Aku yang selalu membuatmu tersisihkan dari teman-temanmu.
Aku yang membuatmu patah dengan angan-angan semu.
Menjadikanmu, seseorang tanpa circle.
Dan saat dirimu ingin membuangku, pada akhirnya kau yang jatuh semakin dalam bersamaku.
Lagi dan lagi kau selalu bersama dengan kesepianmu.
Tahukah kau Nona, saat memasuki bangku usia dasar kau asyik bermain dengan teman sebayamu. Gobak sodor, bekel, kasti, petak umpet, bahkan kau bermain hujan di tanah becek. Seolah-olah itu adalah sebuah kolam renang. Saat itu aku tersenyum melihat dirimu yang bebas. Melakukan apa pun yang kau inginkan tanpa memikirkan batas. Dan aku selalu bersamamu.

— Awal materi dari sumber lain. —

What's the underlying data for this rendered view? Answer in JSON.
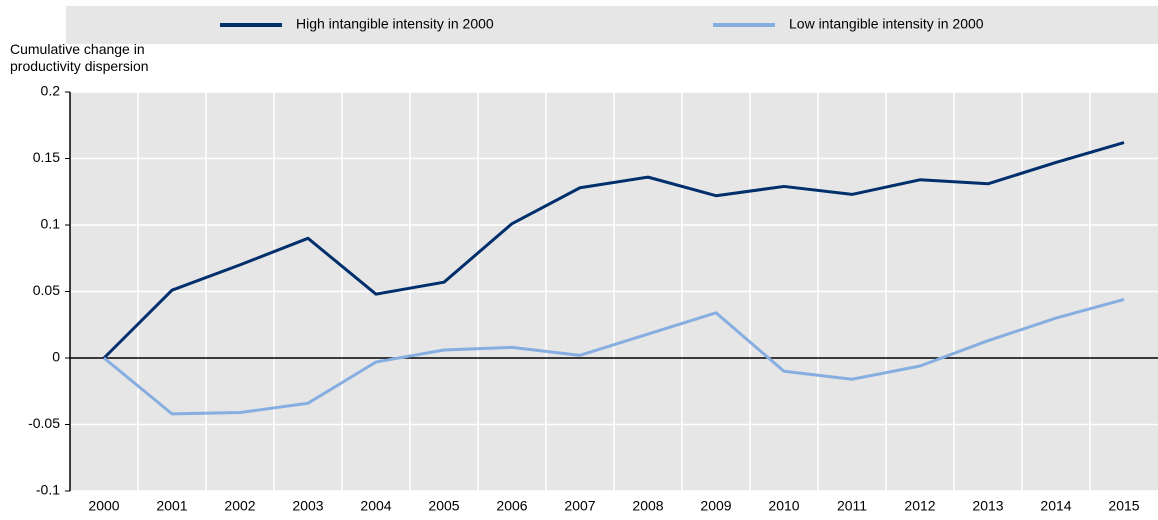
{
  "chart_data": {
    "type": "line",
    "y_label": "Cumulative change in productivity dispersion",
    "categories": [
      "2000",
      "2001",
      "2002",
      "2003",
      "2004",
      "2005",
      "2006",
      "2007",
      "2008",
      "2009",
      "2010",
      "2011",
      "2012",
      "2013",
      "2014",
      "2015"
    ],
    "series": [
      {
        "name": "High intangible intensity in 2000",
        "color": "#002f6c",
        "values": [
          0,
          0.051,
          0.07,
          0.09,
          0.048,
          0.057,
          0.101,
          0.128,
          0.136,
          0.122,
          0.129,
          0.123,
          0.134,
          0.131,
          0.147,
          0.162
        ]
      },
      {
        "name": "Low intangible intensity in 2000",
        "color": "#86aee0",
        "values": [
          0,
          -0.042,
          -0.041,
          -0.034,
          -0.003,
          0.006,
          0.008,
          0.002,
          0.018,
          0.034,
          -0.01,
          -0.016,
          -0.006,
          0.013,
          0.03,
          0.044
        ]
      }
    ],
    "ylim": [
      -0.1,
      0.2
    ],
    "yticks": [
      0.2,
      0.15,
      0.1,
      0.05,
      0,
      -0.05,
      -0.1
    ],
    "grid": true,
    "legend": "top"
  }
}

Kau pulang tanpa rasa lelah karena seharian di sekolah. Tapi saat membuka pintu, seperti biasa ayah dan ibumu tidak ada di rumah. Mungkin sampai larut. Lagi-lagi kosong. Kau hanya memandang dinding pucat itu dengan tatapan hampa. Dan aku selalu bersamamu.
Berbeda dengan saudaramu, kau selalu memaklumi hal itu. Kau selalu berusaha terlihat oleh mereka dengan berbagai usaha yang kau lakukan. Selalu menjadi yang terbaik di kelasmu, pulang dengan membawa peringkat satu di rapor. Berharap ayah dan ibumu membawa sesuatu yang spesial seperti kepada adikmu. Nahas. Semua itu hanya ada dalam ekspetasi.
“Aku seorang kakak sekarang,” pikirmu. Kau tahu saat itu aku merasa cemas dan takut akan suatu hal. Dan perlahan itupun menjadi nyata, kau mulai menutup dirimu yang berharga, mulai merasa terasing dengan semua orang. Dan saat itulah aku muncul. Menyelimutimu dengan dinginnya kegelapan. Merengkuh tubuh mungilmu dalam keramaian.
Hal itu berjalan hingga bertahun-tahun. Tapi dirimu belum sepenuhnya menyadari kehadiranku.
Sampai usia dewasa menjemput. Kau mulai tersiksa dengan semua ini. Lelah. Kau ingin keluar dari neraka kesendirian. Melampiaskan kekesalan pada takdir tuhan. Tapi pada malam itu, bulan di mana pahala dilipatgandakan. Seusai salam, kau menoleh dan tak mendapati lagi teman sebaya di samping sajadahmu. Tak seperti tahun-tahun lalu. Tak ada lagi canda tawa yang terdengar tepat di telinga. Perlahan air matamu meleleh, membanjiri mukena yang kau kenakan.
Tanganmu menengadah “Ya Rabbi, hamba belum bisa menjadi rumah terbaik untuk saudara-saudaraku….” dan aku datang merengkuhmu dengan selimut penyesalan. Memeluk lembut bahumu yang terguncang.
Kau sesenggukan dalam tangis kepada Rabbmu, sangat lama. Larut dalam ketenangan dengan Sang Pencipta. Dan itu adalah momen yang sangat romantis. Saat seorang hamba mengakui dirinya lemah dihadapan penguasa alam semesta. Kau tahu? seluruh penghuni bumi cemburu melihatmu saat itu.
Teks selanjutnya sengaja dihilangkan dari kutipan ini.